Problem
A recreational products company bought a three year-old
manufacturing facility with an existing regenerative thermal
oxidizer (RTO) for the production of their outboard engine. They
required emission control equipment to manage the volatile organic
compounds (VOCs) emitted by the solvents used in the engine
painting processes. The company wanted to minimize overall costs by
using the existing RTO to control their emissions. However, the
paint exhaust produced 80,000 SCFM, an impossible challenge for the
existing RTO, which had been designed and built to control only
17,000 SCFM. Looking towards the future, the company wanted
pollution control equipment that would be capable of managing
future expansion.
Action
Anguil's engineering team demonstrated a solution that allowed
the company to utilize the 17,000 SCFM RTO that came with the
building. By placing two 40,000 SCFM Rotor Concentrators upstream
from the RTO, the company could cost-effectively expand their
operation and still achieve regulatory compliance.
Solution
This outboard engine manufacturing plant, had multiple spray
booths and ovens producing 80,000 SCFM of exhaust air.

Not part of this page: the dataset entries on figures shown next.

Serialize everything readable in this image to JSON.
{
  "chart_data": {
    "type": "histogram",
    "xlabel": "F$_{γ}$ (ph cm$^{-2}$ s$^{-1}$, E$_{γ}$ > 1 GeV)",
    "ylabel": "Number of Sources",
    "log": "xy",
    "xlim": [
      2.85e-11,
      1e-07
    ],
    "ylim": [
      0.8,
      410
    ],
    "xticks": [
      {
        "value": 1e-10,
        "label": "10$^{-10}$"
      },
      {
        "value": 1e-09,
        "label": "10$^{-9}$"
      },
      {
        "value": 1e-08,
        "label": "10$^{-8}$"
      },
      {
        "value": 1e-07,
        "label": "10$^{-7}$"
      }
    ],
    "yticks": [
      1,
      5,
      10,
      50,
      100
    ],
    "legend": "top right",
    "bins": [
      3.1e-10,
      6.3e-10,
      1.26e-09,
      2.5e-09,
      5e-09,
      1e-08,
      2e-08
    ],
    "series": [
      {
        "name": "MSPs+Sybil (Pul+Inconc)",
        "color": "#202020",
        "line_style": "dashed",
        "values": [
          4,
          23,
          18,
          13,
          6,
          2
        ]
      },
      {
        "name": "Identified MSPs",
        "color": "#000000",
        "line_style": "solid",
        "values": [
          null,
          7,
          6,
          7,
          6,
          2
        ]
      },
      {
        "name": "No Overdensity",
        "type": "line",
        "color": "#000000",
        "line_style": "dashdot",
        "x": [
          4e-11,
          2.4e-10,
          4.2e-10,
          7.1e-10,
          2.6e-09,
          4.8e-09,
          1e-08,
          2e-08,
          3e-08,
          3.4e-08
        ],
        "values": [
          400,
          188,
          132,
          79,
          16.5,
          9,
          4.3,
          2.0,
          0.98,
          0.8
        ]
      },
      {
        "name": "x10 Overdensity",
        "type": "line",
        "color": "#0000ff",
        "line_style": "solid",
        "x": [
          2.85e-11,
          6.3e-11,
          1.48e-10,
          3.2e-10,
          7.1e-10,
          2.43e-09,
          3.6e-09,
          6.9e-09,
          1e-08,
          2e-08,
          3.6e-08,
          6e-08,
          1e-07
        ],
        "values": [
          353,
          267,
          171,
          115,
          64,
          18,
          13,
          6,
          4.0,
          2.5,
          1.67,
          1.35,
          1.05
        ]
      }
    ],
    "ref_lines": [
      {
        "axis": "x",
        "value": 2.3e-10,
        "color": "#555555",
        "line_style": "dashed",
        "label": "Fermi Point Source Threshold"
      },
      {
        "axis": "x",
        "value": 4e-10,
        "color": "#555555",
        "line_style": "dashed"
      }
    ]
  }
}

Controlling the higher temperature oven exhaust alone would
preclude the use of technologies such as VOC adsorption.
However, the combined booth and oven exhaust allowed ANGUIL to use
its integrated concentrator/oxidizer technology, reducing the
80,000 SCFM paint line exhaust to 8,000 SCFM, thus incorporating
the existing RTO.
This reduction was made possible when
spray booth and oven exhausts were directed to the concentrator
system. The VOCs from these sources are adsorbed onto zeolite
that is impregnated onto a honeycomb substrate as the air passes
through the substrate. These adsorbed VOCs are then desorbed
off the concentrator wheel in an airflow that is one-tenth the
process flow rate-resulting in a VOC concentration approximately 10
times higher than the process stream. Since the desorption
air must still be controlled by an oxidizer to meet regulatory
requirements, this smaller flow rate reduces the capital cost of
the oxidizer. With the concentration of VOCs leaving the
concentrator subsequently much higher than the original process,
the operating cost of the oxidizer is also significantly
reduced.
One advantage of the RTO is its low operating cost. Vertical
beds of ceramic media alternately store and release heat or energy
to elevate the process air temperature. Since RTOs have such high
heat recovery, the process air can be heated to a value very close
to the combustion chamber set-point temperature. Heat
released from VOC oxidation further elevates the process air
temperature to the point where the RTO is self-sustaining with no
auxiliary fuel usage. The use of supplemental fuel injection (SFI)
also reduces the point of self-sustained operation to a lower
process inlet concentration. Operation with SFI minimizes
combustion air introduction into the chamber, which further reduces
operating fuel usage.
Many integrated concentrator/oxidizer systems employ the excess
heat from the oxidizer as a source of desorption energy at the
concentrator wheel. Since the RTO can be so fuel efficient,
the oxidizer outlet temperature is low, limiting the use of heat
recovery from the oxidizer. Because the RTO was an existing
unit and the customer wanted to maintain high energy efficiency, a
dedicated heat source was installed to desorb the VOCs from the
concentrator wheel.
The RTO used at this facility was an existing unit that
experienced several operating problems. To minimize overall
cost of the emission control for the paint system, Anguil provided
mechanical and electrical modifications to allow its integration
with the concentrator. The resulting benefits of the
concentrator/RTO integration included:
- Additional process flow capacity: low concentrator desorption
flow allowed for additional process lines to be integrated with
existing RTO
- Automated and integrated control system design: including
compliance with insurance/safety requirements and remote telemetry
for easy system monitoring
- Prolonged equipment life: oxidizer reinsulation eliminated hot
spots
- Enhanced VOC destruction: valve repair minimized leakage, while
the control valve captured/oxidized the VOC "spike" typical of
two-chamber RTO installations
- Reduced operating costs and NOx emissions: Supplemental fuel
injection (SFI) reduces the auxiliary fuel requirement and greatly
reduces the NOx output from the RTO